JUST UNDER one year has passed since Suga Yoshihide became Japan’s prime minister. It was enough time for him to lose the confidence of both the public and his colleagues in the ruling Liberal Democratic Party (LDP). On September 3rd he bowed out of the LDP leadership race that will take place later this month; his replacement will immediately become prime minister. Despite his flailing approval ratings, Mr Suga’s decision caught allies and critics alike by surprise. It seems to have been precipitated by two crucial missteps in the past week—threats to reshuffle the LDP’s leadership and to dissolve the Diet ahead of schedule—that left him too isolated within the party to continue. His departure leaves the LDP leadership race—and, by extension, Japan’s political future—in flux.
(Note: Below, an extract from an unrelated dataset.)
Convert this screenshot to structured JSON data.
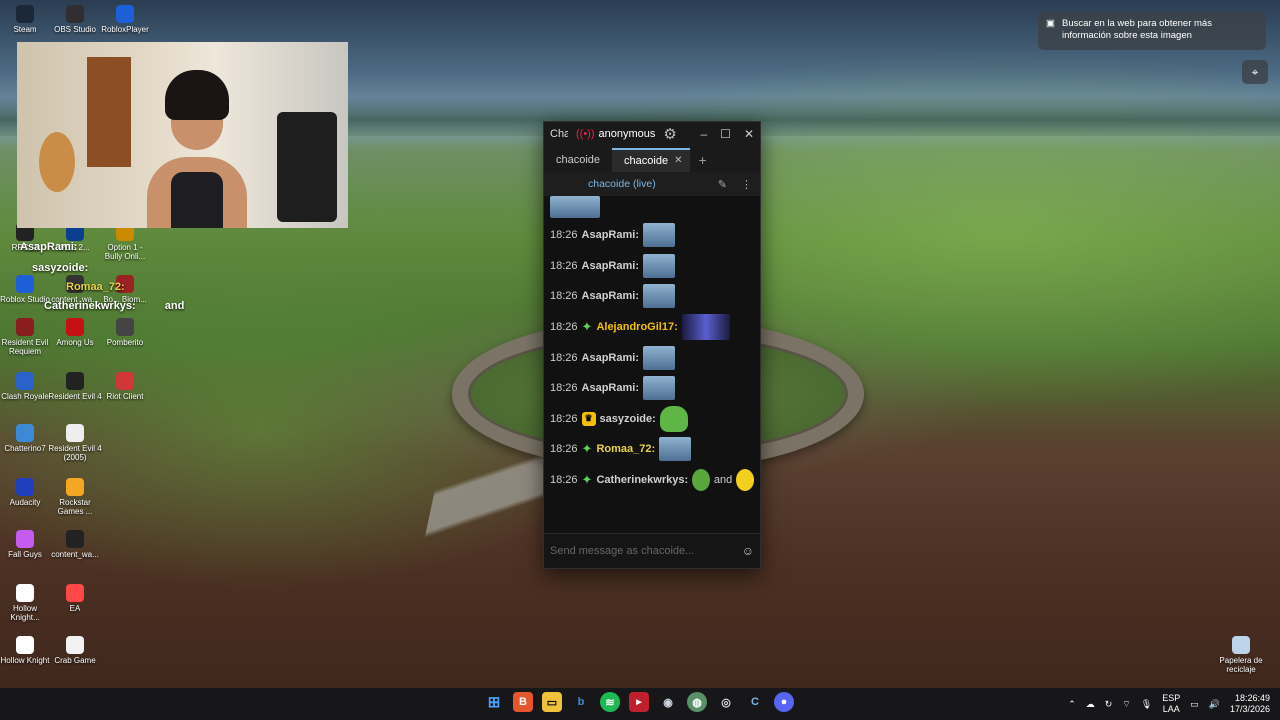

The LDP will vote for a new president on September 29th. The winner will lead the party in lower-house elections that must be held by late November. A handful of potential contenders stand out. Kishida Fumio, a former foreign minister, had already declared his intention to run against Mr Suga. He has good relationships within the party, but limited popular support. Kono Taro, a former foreign and defence minister and the current vaccine czar, now seems likely to enter the race too. Mr Kono, who is American-educated, social-media savvy, and, at 58, on the younger side by Japanese standards, has long been a public favourite, but his reputation as a maverick puts off many in the LDP’s old guard.
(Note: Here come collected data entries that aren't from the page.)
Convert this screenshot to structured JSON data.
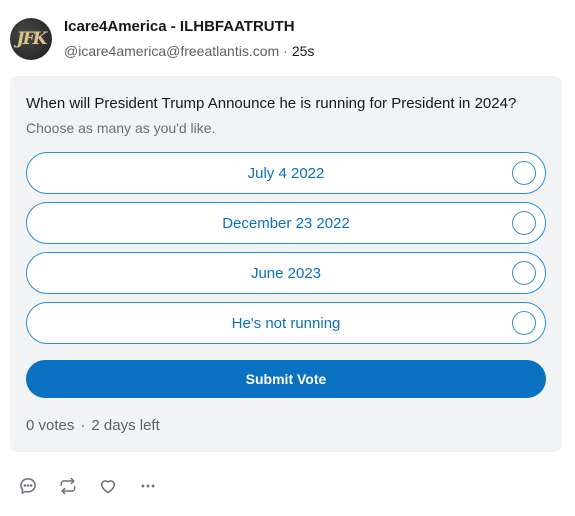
{
  "post": {
    "avatar_initials": "JFK",
    "display_name": "Icare4America - ILHBFAATRUTH",
    "handle": "@icare4america@freeatlantis.com",
    "separator": "·",
    "time": "25s"
  },
  "poll": {
    "question": "When will President Trump Announce he is running for President in 2024?",
    "hint": "Choose as many as you'd like.",
    "options": [
      {
        "label": "July 4 2022"
      },
      {
        "label": "December 23 2022"
      },
      {
        "label": "June 2023"
      },
      {
        "label": "He's not running"
      }
    ],
    "submit_label": "Submit Vote",
    "votes": "0 votes",
    "separator": "·",
    "time_left": "2 days left"
  },
  "actions": {
    "icons": [
      "reply-icon",
      "repost-icon",
      "like-icon",
      "more-icon"
    ]
  },
  "colors": {
    "accent": "#0a71c0",
    "option_border": "#2c8fd2",
    "option_text": "#0a6fbd",
    "card_bg": "#f2f3f5"
  }
}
Ishiba Shigeru, another former defence minister, may enter the fray as well. He too has sizable public support but little amongst colleagues, and has failed to break through in previous LDP elections. Seiko Noda and Takaichi Sanae, two former internal-affairs ministers, both hope to become Japan’s first female prime minister, but may struggle to secure the backing of 20 lawmakers that they need to run. Some whisper that Abe Shinzo, who preceded Mr Suga as prime minister, may mount another comeback, though that seems unlikely given lingering concerns about the scandals and health issues that begat his resignation last year.
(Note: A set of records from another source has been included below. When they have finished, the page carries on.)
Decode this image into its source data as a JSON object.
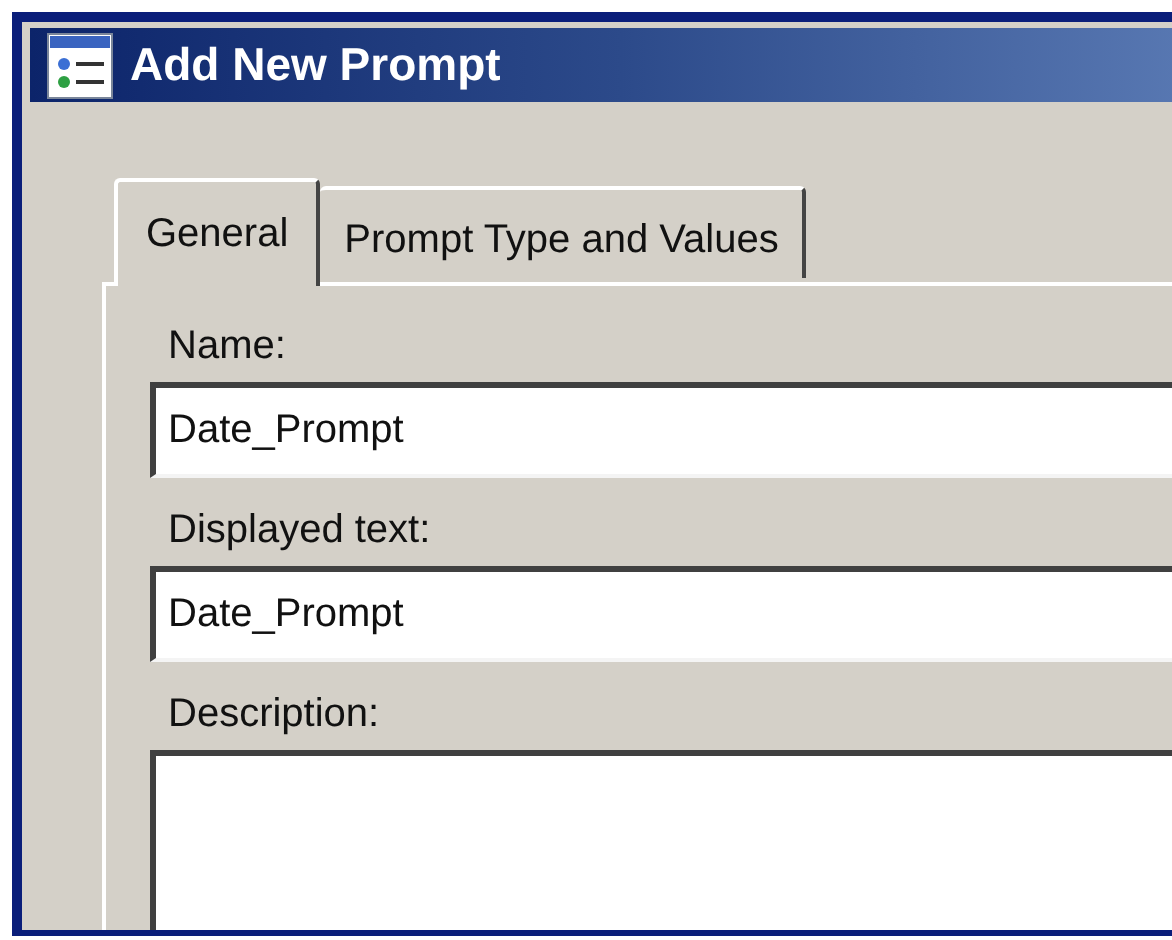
{
  "window": {
    "title": "Add New Prompt"
  },
  "tabs": [
    {
      "label": "General",
      "selected": true
    },
    {
      "label": "Prompt Type and Values",
      "selected": false
    }
  ],
  "fields": [
    {
      "kind": "line",
      "label": "Name:",
      "value": "Date_Prompt"
    },
    {
      "kind": "line",
      "label": "Displayed text:",
      "value": "Date_Prompt"
    },
    {
      "kind": "area",
      "label": "Description:"
    }
  ]
}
None of the main candidates represents radical change in policy terms. All are staunch supporters of the alliance with America, and favour shoring up Japan’s own defences in the face of Chinese expansionism. No one will move to reverse the Bank of Japan’s loose monetary policy or to impose fiscal austerity. Yet there are subtle differences. Mr Kishida favours more fiscal stimulus and more support for the economically vulnerable than Mr Suga did; he has pledged a big economic stimulus package to counteract the pandemic. Mr Kono has taken some heterodox stances in the past, such as phasing out the use of nuclear power, and would probably put more political capital into Japan’s shift toward renewable energy in the pursuit of carbon neutrality. Mr Ishiba might focus more on measures to revive Japan’s rural regions. Ms Takaichi has positioned herself as a face of the party’s right wing, taking up the cause of revising Japan’s post-war constitution.
As ever when it comes to LDP politics, the contest hinges mostly on personalities and internal power games. The main fault lines this time around are stylistic and generational. In many ways, the choice is shaping up to be one between a predictable, old-style party man, such as Mr Kishida, and a younger, more charismatic leader, such as Mr Kono. The outcome will depend on backroom wheeling-and-dealing and inter-factional horse-trading, but also on how worried the party leadership is about the looming Diet elections and how much influence younger backbenchers can exert. Before Mr Abe’s eight-year-long premiership, Japan had cycled through six prime ministers in six years (including Mr Abe’s own failed first term in 2007). There is a risk that Mr Suga’s resignation will precipitate a similar spell of turmoil at the top of Japanese politics. But it may also open the door to a new era. The only certainty is that Japan has entered a period of uncertainty.